« Il est indispensable de réguler les marchés africains de matières premières » Joseph Minka, Directeur du Crédit – Ecobank International

Joseph Minka
Joseph Minka

Joseph MINKA débute sa carrière chez Natixis, en financements structurés des matières premières agricoles (soft commodities ). Il s’occupa, entre autres, d’une opération de syndication bancaire de près d’un milliard de dollars US en faveur d’un organisme parapublic au Ghana. Il rejoint le groupe Société Générale en 2008, juste après la fameuse affaire Kerviel, en tant qu’analyste de crédit corporate, spécialisé sur l’Afrique et le Moyen Orient. Il y restera 5 ans avant de travailler pour la direction des risques Groupe Société Générale en charge des activités Private Banking.
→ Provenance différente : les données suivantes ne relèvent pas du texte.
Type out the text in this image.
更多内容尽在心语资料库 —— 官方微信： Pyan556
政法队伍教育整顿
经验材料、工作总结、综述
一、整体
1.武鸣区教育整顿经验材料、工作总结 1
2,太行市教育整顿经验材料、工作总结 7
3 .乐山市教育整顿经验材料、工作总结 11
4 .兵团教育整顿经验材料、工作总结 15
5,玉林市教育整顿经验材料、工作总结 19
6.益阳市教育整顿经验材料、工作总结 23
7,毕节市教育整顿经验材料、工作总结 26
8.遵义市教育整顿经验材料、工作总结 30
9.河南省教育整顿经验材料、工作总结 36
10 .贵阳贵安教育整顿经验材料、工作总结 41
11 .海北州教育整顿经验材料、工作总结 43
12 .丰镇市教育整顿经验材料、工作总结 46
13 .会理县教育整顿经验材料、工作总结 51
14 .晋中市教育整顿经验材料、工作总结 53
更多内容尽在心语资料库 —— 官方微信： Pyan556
Il rejoint ensuite une banque parisienne spécialisée sur les activités de Trade Finance et de Venture loan comme Directeur du Crédit, avant d’être recruté par le Groupe panafricain Ecobank, comme Directeur du Crédit de sa filiale Ecobank International dont le siège est à Paris.
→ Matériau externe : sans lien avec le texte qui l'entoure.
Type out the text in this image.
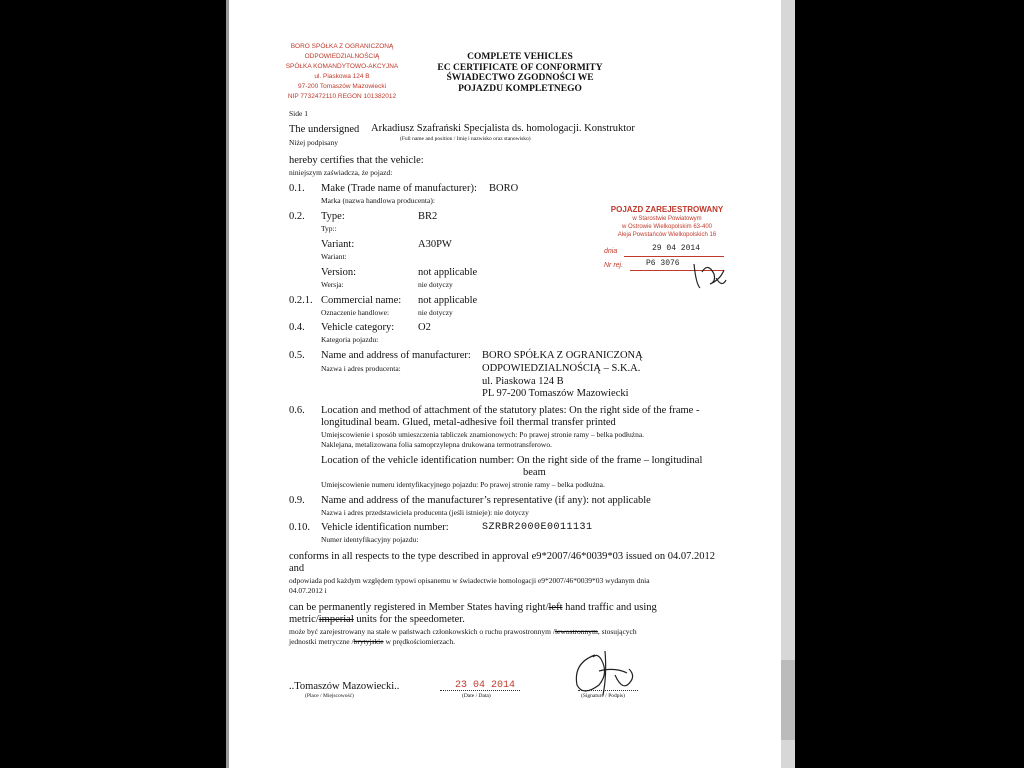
BORO SPÓŁKA Z OGRANICZONĄ ODPOWIEDZIALNOŚCIĄ
SPÓŁKA KOMANDYTOWO-AKCYJNA
ul. Piaskowa 124 B
97-200 Tomaszów Mazowiecki
NIP 7732472110 REGON 101382012
COMPLETE VEHICLES
EC CERTIFICATE OF CONFORMITY
ŚWIADECTWO ZGODNOŚCI WE
POJAZDU KOMPLETNEGO
Side 1
The undersigned Arkadiusz Szafrański Specjalista ds. homologacji. Konstruktor
(Full name and position / Imię i nazwisko oraz stanowisko)
Niżej podpisany
hereby certifies that the vehicle:
niniejszym zaświadcza, że pojazd:
0.1. Make (Trade name of manufacturer): BORO
Marka (nazwa handlowa producenta):
0.2. Type:	BR2
Typ::
Variant:	A30PW
Wariant:
Version:	not applicable
nie dotyczy
Wersja:
0.2.1. Commercial name: not applicable
nie dotyczy
Oznaczenie handlowe:
0.4. Vehicle category: O2
Kategoria pojazdu:
0.5. Name and address of manufacturer:
Nazwa i adres producenta:
BORO SPÓŁKA Z OGRANICZONĄ
ODPOWIEDZIALNOŚCIĄ – S.K.A.
ul. Piaskowa 124 B
PL 97-200 Tomaszów Mazowiecki
0.6. Location and method of attachment of the statutory plates: On the right side of the frame -
longitudinal beam. Glued, metal-adhesive foil thermal transfer printed
Umiejscowienie i sposób umieszczenia tabliczek znamionowych: Po prawej stronie ramy – belka podłużna.
Naklejana, metalizowana folia samoprzylepna drukowana termotransferowo.
Location of the vehicle identification number: On the right side of the frame – longitudinal
beam
Umiejscowienie numeru identyfikacyjnego pojazdu: Po prawej stronie ramy – belka podłużna.
0.9. Name and address of the manufacturer’s representative (if any): not applicable
Nazwa i adres przedstawiciela producenta (jeśli istnieje): nie dotyczy
0.10. Vehicle identification number:	SZRBR2000E0011131
Numer identyfikacyjny pojazdu:
conforms in all respects to the type described in approval e9*2007/46*0039*03 issued on 04.07.2012
and
odpowiada pod każdym względem typowi opisanemu w świadectwie homologacji e9*2007/46*0039*03 wydanym dnia
04.07.2012 i
can be permanently registered in Member States having right/left hand traffic and using
metric/imperial units for the speedometer.
może być zarejestrowany na stałe w państwach członkowskich o ruchu prawostronnym /lewostronnym, stosujących
jednostki metryczne /brytyjskie w prędkościomierzach.
POJAZD ZAREJESTROWANY
w Starostwie Powiatowym
w Ostrowie Wielkopolskim 63-400
Aleja Powstańców Wielkopolskich 16
dnia	29 04 2014
Nr rej.	P6 3076
..Tomaszów Mazowiecki..
(Place / Miejscowość)
23 04 2014
(Date / Data)	(Signature / Podpis)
La forte fluctuation du cours des matières premières impacte négativement les économies africaines. Quelles sont, selon vous les mesures à prendre pour inverser la tendance ?

Je pense qu’il est indispensable que les marchés africains de matières premières soient régulés. Peut-être même doivent-ils être régulés au niveau régional. Je fais un constat simple. La Côte d’Ivoire est le premier producteur mondial de cacao, le Ghana en est le deuxième ou troisième producteur mondial selon les années. A eux deux, ils fournissent près de 80% de la production mondiale. Le marché ivoirien est dérégulé alors que celui du Ghana est régulé. Cela veut dire qu’au Ghana, il y’a une seule entité qui achète l’ensemble de la production nationale de cacao et qui le revend sur le marché international. De ce fait, les ghanéens peuvent avoir un meilleur prix. Imaginons que ces deux pays se réunissent et imposent leur prix sur le marché international, l’impact en termes de marge sur les recettes d’exportation serait considérable. Les producteurs auraient, par ailleurs, une meilleure rémunération de leur travail.

L’autre alternative pour pallier à la forte fluctuation ne serait-elle pas d’accélérer la transformation, même primaire, de ces matières premières ?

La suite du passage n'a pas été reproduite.